Allah Las at the Echo, Tuesday, August 9th, 2011

The British invasion definitively didn’t kill surf music in the mid 60s, there are too many bands reviving the genre right now, and some bands like the Allah Las even manage to combine both genres with ease and a laid back attitude.

During the second Tuesday of their free residency at the Echo, they filled the club with surfing tunes, a sort of West-Coast-60s style revisited by the use of fuzzy guitars and vocal harmonies building an interesting and hypnotic groove.

When you hear them, you first swear you have heard these songs before, as they transport you way back in time, with black and white pictures of girls in bikini slowly shaking their behinds on the beach suddenly appearing in your head, but no, these are totally original tunes which sound like classic ones, and they are damn good. Seeing all the people pressing themselves close to the stage, this band has been building up its own following quite fast.

It would be interesting to know why Miles Michaud (vocals and guitar), Pedrum Siadatian (lead guitar, but also on back up vocals), Spencer Dunham (bass), and Matt Correia (drums) chose this jihad-starter moniker (isn’t it blasphemous for muslins to use Allah in a rock band name?) but it curiously fits their abundant aaaaaaahhhs vocal harmonies in the middle of their slow-paced songs reminding me an agglomerate of 60s hits, from the surf sound of the Beach Boys, to the psychedelic one of the Animals, even going into that hippie-druggy-groovy kind of thing that people seemed to appreciate so much.

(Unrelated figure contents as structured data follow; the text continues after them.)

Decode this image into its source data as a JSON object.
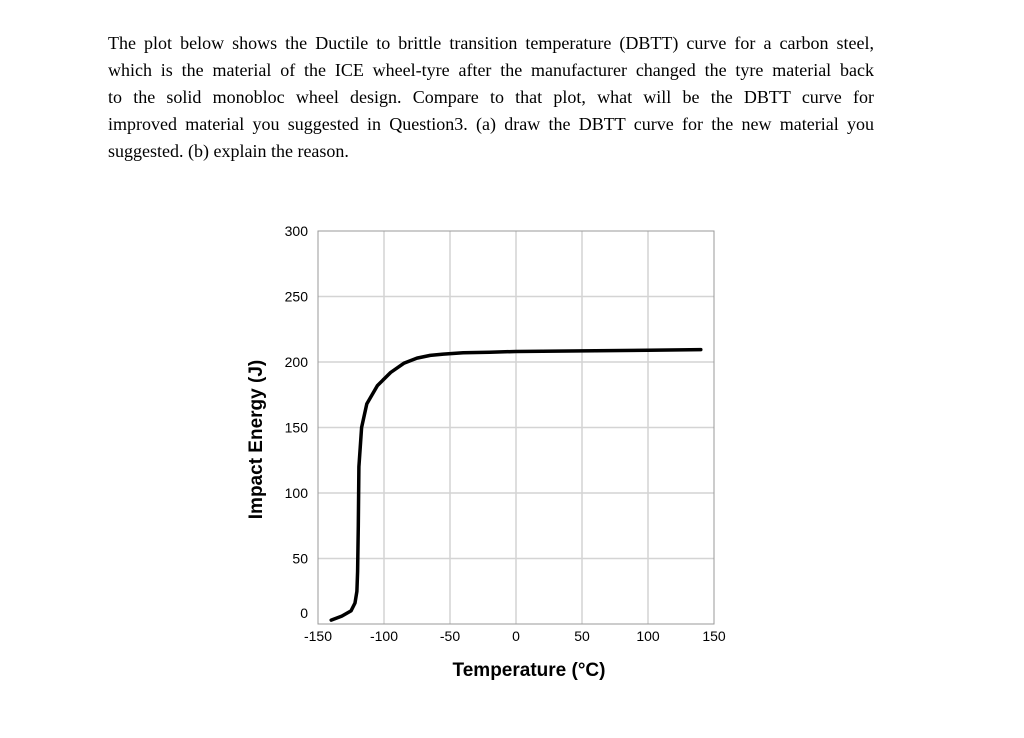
{
  "question": {
    "lines": [
      "The plot below shows the Ductile to brittle transition temperature (DBTT) curve for a carbon steel,",
      "which is the material of the ICE wheel-tyre after the manufacturer changed the tyre material  back",
      "to the solid monobloc wheel design. Compare to that plot, what will be the DBTT curve for",
      "improved material you suggested in Question3. (a) draw the DBTT curve for the new material you",
      "suggested. (b) explain the reason."
    ]
  },
  "chart_data": {
    "type": "line",
    "xlabel": "Temperature (°C)",
    "ylabel": "Impact Energy (J)",
    "xlim": [
      -150,
      150
    ],
    "ylim": [
      0,
      300
    ],
    "xticks": [
      "-150",
      "-100",
      "-50",
      "0",
      "50",
      "100",
      "150"
    ],
    "yticks": [
      "0",
      "50",
      "100",
      "150",
      "200",
      "250",
      "300"
    ],
    "grid": true,
    "series": [
      {
        "x": [
          -140,
          -132,
          -125,
          -122,
          -120.5,
          -120,
          -119.5,
          -119,
          -117,
          -113,
          -105,
          -95,
          -85,
          -75,
          -65,
          -55,
          -40,
          -20,
          0,
          50,
          100,
          140
        ],
        "y": [
          3,
          6,
          10,
          16,
          25,
          40,
          75,
          120,
          150,
          168,
          182,
          192,
          199,
          203,
          205,
          206,
          207,
          207.5,
          208,
          208.5,
          209,
          209.5
        ]
      }
    ]
  }
}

With a delicate and discreet drumming, a bass very much part of the game, and as relevant as the other guitars, they even played tunes that were only instrumentals, reinforcing the stoned-hypnotic style, building a enjoyable groove which made the girls shake their behinds, mirrors of my previous vision.

Their two last songs, ‘Catamaran’, and ‘Long Journey’ (during this one Miles and Matt switched their roles on vocals and drums) feature on their single released on Pres Records, but their set list showed how much material they already have, as I read they will start focusing on a LP soon.

Seriously, almost none of the people present at the Echo on Tuesday night, have known the 60s, what is this obsession with this decade? I don’t mean Allah Las was playing 60s music, because obviously there were here and there traces of modernity, but they were playing their psych-surf-rock revival as if nothing had happened since the 60s. May be that’s the case, what happened after the 60s anyway? Disco? David Guetta? Shit! Give me more of this beachy sound from the Allah Las guys.